One final thing I want to change is the order in which the information is shown. Right now, all of the categorical variables are sorted alphabetically, which is pretty much arbitrary. I think a better way of displaying the data, is to sort them by the number of observations in each group. This can be done by using the fct_infreq function of forcats:
nuk_latest %>%mutate(across(where(is.character), fct_infreq)) %>%ggplot(aes(x = gender, y = age, color = gender)) + ggforce::geom_sina(size = .1) +facet_grid(`place of birth`~ citydistrict)
Theme
This final plot shows most of the insight I was able to gather from analysis. To make sure it’s presentable, I would spend some time making it more visually appealing. This means picking good colors for the scale, a better background color, tweaking grid lines etc.

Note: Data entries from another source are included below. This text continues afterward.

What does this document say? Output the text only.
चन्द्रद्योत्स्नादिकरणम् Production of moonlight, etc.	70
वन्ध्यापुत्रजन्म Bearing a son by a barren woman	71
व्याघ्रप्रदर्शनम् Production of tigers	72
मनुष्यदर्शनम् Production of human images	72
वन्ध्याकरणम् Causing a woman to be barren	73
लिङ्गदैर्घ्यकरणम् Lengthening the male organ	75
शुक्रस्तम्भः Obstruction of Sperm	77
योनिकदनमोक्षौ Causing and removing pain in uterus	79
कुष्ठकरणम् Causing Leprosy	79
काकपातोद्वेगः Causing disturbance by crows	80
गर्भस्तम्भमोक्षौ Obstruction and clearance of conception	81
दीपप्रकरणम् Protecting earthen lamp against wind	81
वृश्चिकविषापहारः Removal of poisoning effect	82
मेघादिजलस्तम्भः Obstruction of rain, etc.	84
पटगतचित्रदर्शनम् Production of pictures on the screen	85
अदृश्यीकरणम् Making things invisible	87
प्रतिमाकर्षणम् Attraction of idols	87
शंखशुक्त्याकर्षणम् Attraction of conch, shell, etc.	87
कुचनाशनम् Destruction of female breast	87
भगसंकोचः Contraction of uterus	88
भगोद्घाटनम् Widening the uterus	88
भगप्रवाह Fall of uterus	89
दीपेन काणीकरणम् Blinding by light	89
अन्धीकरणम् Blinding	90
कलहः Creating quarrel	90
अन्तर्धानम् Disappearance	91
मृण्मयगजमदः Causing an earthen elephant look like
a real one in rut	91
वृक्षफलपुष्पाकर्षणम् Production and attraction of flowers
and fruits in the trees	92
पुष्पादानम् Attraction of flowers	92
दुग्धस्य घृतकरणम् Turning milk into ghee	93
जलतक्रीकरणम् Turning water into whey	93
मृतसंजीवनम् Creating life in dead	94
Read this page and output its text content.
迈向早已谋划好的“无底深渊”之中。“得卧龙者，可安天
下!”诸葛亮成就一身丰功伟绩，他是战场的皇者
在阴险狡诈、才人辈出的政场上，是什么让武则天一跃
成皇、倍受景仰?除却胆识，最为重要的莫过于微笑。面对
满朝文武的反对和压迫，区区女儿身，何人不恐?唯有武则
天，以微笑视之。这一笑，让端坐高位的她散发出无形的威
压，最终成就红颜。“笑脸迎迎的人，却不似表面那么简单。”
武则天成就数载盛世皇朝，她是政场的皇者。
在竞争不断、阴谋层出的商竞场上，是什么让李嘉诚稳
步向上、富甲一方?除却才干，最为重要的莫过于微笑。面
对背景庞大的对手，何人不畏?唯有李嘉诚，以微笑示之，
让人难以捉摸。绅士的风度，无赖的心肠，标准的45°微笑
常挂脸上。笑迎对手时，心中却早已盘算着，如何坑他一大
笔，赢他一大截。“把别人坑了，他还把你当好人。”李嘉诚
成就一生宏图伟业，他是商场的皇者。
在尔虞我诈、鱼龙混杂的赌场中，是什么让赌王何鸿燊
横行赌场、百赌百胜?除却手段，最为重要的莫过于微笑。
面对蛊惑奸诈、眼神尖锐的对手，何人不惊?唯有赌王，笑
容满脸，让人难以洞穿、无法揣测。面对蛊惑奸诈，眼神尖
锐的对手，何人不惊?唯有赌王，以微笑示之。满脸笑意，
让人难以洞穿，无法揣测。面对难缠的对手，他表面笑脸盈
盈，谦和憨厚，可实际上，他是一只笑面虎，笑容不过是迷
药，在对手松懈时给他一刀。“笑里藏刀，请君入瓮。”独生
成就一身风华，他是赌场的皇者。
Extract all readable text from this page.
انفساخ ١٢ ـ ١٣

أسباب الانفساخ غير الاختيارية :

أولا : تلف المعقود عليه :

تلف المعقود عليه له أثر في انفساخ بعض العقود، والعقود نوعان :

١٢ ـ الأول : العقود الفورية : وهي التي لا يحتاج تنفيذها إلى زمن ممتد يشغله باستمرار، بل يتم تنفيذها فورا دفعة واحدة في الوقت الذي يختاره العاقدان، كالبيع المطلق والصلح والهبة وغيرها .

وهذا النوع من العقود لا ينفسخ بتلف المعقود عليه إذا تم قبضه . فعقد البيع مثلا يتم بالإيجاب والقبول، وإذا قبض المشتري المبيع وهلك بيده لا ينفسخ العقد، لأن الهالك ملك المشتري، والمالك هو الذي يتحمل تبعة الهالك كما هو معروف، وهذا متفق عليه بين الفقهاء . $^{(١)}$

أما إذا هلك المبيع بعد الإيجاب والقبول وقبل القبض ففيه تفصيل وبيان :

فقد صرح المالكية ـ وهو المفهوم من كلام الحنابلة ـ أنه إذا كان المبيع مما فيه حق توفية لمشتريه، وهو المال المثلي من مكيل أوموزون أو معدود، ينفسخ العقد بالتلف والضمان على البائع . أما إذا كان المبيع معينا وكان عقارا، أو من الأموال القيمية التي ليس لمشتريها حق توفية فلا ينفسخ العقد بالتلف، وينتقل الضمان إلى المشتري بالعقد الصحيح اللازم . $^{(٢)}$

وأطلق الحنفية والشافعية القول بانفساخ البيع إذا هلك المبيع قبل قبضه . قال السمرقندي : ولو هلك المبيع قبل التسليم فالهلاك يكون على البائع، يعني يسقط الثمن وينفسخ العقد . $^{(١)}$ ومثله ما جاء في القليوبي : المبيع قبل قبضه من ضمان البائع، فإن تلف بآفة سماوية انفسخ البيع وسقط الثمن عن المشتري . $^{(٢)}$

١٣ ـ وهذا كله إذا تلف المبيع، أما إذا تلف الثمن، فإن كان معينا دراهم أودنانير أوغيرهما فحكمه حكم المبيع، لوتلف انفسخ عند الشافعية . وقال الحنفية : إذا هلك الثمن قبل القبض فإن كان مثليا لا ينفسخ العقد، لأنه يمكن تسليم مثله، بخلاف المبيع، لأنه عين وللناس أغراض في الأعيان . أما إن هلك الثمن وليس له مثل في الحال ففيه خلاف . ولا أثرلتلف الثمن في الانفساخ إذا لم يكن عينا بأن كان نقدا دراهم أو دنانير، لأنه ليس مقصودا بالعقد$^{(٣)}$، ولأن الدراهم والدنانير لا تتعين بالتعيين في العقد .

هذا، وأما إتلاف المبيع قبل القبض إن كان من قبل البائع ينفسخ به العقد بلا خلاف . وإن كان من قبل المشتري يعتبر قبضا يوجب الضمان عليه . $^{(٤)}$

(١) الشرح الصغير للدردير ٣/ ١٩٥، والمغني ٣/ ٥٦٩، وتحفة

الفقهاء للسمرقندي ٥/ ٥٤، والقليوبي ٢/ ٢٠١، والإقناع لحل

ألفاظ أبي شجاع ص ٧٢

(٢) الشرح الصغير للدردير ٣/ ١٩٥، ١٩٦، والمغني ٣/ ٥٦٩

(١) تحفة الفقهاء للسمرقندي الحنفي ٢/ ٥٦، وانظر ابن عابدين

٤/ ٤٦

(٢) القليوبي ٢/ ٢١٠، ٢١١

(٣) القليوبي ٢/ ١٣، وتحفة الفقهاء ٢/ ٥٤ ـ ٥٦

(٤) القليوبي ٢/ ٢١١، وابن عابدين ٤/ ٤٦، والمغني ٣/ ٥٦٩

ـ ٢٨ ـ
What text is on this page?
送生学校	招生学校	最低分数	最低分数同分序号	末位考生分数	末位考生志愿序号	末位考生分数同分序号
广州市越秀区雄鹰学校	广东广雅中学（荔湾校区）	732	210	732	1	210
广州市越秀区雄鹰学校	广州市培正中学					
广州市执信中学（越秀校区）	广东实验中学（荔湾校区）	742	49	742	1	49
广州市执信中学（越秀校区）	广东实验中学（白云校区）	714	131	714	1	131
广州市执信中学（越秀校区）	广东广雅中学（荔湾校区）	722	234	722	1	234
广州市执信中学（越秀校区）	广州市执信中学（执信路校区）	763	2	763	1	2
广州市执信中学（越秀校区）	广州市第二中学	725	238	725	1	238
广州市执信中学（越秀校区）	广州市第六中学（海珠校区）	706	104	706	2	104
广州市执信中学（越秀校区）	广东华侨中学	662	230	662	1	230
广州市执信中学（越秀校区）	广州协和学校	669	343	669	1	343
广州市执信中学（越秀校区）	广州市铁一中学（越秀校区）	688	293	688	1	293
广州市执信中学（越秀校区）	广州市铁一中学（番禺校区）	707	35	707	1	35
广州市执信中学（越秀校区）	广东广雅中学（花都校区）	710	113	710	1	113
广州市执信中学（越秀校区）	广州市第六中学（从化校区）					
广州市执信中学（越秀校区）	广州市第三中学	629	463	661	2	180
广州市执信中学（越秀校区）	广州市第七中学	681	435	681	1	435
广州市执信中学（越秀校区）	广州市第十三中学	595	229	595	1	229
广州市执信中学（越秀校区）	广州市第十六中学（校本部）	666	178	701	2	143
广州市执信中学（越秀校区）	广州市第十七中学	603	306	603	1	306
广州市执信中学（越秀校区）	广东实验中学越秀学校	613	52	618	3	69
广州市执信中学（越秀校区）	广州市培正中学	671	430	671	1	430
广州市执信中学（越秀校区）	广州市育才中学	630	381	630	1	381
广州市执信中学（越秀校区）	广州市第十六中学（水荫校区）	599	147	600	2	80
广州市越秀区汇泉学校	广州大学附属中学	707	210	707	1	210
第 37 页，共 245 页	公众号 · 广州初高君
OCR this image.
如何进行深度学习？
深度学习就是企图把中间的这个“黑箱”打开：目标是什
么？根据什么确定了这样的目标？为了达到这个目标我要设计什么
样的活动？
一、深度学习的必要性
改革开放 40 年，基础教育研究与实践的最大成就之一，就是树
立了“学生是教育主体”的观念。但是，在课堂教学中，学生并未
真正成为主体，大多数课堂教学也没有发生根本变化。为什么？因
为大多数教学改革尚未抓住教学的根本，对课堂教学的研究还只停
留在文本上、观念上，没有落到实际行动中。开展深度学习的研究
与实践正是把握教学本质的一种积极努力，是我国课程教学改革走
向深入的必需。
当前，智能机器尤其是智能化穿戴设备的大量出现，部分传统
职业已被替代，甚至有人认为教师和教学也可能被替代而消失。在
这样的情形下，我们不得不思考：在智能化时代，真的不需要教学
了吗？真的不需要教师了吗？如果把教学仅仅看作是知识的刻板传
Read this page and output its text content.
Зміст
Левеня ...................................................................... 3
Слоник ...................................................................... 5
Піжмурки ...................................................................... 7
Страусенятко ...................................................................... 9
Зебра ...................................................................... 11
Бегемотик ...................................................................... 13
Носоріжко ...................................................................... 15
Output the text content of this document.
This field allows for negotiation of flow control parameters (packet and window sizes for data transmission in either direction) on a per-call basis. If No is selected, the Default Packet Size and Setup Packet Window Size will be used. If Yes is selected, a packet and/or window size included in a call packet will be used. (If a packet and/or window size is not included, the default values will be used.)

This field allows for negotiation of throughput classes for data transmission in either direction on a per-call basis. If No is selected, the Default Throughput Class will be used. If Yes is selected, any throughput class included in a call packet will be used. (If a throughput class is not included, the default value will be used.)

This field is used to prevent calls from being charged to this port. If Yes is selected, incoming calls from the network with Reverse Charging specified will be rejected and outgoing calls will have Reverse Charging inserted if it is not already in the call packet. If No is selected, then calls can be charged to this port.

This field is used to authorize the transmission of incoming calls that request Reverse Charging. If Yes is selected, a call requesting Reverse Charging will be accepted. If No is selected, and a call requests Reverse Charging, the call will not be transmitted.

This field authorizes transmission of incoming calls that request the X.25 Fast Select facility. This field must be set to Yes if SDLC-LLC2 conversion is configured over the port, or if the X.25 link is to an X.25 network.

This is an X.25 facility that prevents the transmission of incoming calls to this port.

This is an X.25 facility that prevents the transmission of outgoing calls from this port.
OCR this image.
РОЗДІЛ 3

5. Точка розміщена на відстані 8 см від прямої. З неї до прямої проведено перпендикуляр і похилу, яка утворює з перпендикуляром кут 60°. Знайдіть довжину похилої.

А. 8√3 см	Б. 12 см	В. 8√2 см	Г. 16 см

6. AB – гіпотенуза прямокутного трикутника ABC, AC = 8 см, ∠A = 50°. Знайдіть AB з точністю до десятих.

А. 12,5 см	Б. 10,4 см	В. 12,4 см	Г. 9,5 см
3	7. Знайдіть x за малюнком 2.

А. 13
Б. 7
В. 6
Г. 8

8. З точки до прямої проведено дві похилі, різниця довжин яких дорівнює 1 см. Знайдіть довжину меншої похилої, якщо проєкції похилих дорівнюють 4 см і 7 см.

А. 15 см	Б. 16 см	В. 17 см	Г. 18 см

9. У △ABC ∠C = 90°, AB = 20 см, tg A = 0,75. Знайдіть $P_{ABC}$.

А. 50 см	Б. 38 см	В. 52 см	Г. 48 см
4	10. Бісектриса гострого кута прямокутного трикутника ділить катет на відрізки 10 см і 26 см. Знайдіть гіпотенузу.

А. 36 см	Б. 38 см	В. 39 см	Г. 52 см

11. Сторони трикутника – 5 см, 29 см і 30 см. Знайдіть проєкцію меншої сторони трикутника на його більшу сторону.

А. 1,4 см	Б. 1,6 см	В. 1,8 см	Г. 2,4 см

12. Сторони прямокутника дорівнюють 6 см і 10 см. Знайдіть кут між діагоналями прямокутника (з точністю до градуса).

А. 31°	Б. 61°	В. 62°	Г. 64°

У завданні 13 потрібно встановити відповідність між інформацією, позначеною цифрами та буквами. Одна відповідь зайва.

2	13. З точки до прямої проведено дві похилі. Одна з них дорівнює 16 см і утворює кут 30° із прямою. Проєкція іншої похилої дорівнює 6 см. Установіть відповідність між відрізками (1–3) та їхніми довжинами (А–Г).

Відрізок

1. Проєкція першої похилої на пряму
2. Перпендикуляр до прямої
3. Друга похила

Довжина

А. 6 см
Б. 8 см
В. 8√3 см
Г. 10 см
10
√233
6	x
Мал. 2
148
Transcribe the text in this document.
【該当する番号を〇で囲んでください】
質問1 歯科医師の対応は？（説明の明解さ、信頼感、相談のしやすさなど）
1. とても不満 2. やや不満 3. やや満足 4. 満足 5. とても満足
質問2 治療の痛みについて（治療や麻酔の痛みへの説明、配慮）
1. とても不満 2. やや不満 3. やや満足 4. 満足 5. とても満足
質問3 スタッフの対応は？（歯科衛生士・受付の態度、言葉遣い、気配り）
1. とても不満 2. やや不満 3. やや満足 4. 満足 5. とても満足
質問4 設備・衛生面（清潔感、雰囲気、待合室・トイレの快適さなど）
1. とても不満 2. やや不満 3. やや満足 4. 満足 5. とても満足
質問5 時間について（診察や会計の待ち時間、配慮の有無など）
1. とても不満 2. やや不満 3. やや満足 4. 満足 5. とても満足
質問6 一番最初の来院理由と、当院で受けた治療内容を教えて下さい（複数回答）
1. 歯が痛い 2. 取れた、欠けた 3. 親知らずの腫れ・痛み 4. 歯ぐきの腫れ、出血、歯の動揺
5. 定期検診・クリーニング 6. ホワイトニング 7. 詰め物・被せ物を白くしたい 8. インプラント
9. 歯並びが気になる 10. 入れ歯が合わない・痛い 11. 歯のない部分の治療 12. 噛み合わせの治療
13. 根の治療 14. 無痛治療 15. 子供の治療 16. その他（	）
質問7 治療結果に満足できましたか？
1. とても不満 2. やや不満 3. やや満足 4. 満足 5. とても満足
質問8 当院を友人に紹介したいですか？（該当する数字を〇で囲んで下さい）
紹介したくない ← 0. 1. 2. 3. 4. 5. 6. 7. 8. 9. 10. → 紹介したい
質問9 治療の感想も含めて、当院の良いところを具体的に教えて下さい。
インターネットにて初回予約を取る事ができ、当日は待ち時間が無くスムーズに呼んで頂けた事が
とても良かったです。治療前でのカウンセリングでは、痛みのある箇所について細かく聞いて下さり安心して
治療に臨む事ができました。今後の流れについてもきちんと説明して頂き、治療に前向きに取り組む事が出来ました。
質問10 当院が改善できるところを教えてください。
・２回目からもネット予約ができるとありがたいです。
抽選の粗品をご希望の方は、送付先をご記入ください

The statgl package comes with a color scale function, which I like.
Some time should be spent thinking about a good title and caption, and what axis labels should be there. Something like this:
nuk_latest %>%mutate(citydistrict =word(citydistrict),across(where(is.character), fct_infreq) ) %>%ggplot(aes(x = gender, y = age, color = gender)) + ggforce::geom_sina(size = .1) +facet_grid(`place of birth`~ citydistrict) +scale_color_statgl() +scale_y_continuous(labels = scales::unit_format(suffix =" yrs")) +labs(title ="Where are the women of Nuuk?",subtitle ="Immigrant dynamics drive a stark gender imbalance in Greenland's capital",caption =paste0("Source: bank.stat.gl/BEESTNUK (", max(nuk_tidy$time), ")"),x =NULL, y =NULL) +theme_light() +theme(panel.grid.major.y =element_blank(),legend.position ="none" )
Some takeaways
There are many more men than women in Nuuk, and the men tend to be older.
This is in large part due to immigration.
Youngest part of town is Qinngorput, with young parents and children being a reason why.
I hope this was helpful. Small projects like this was a big part of how I got comfortable working with R and other data science tools.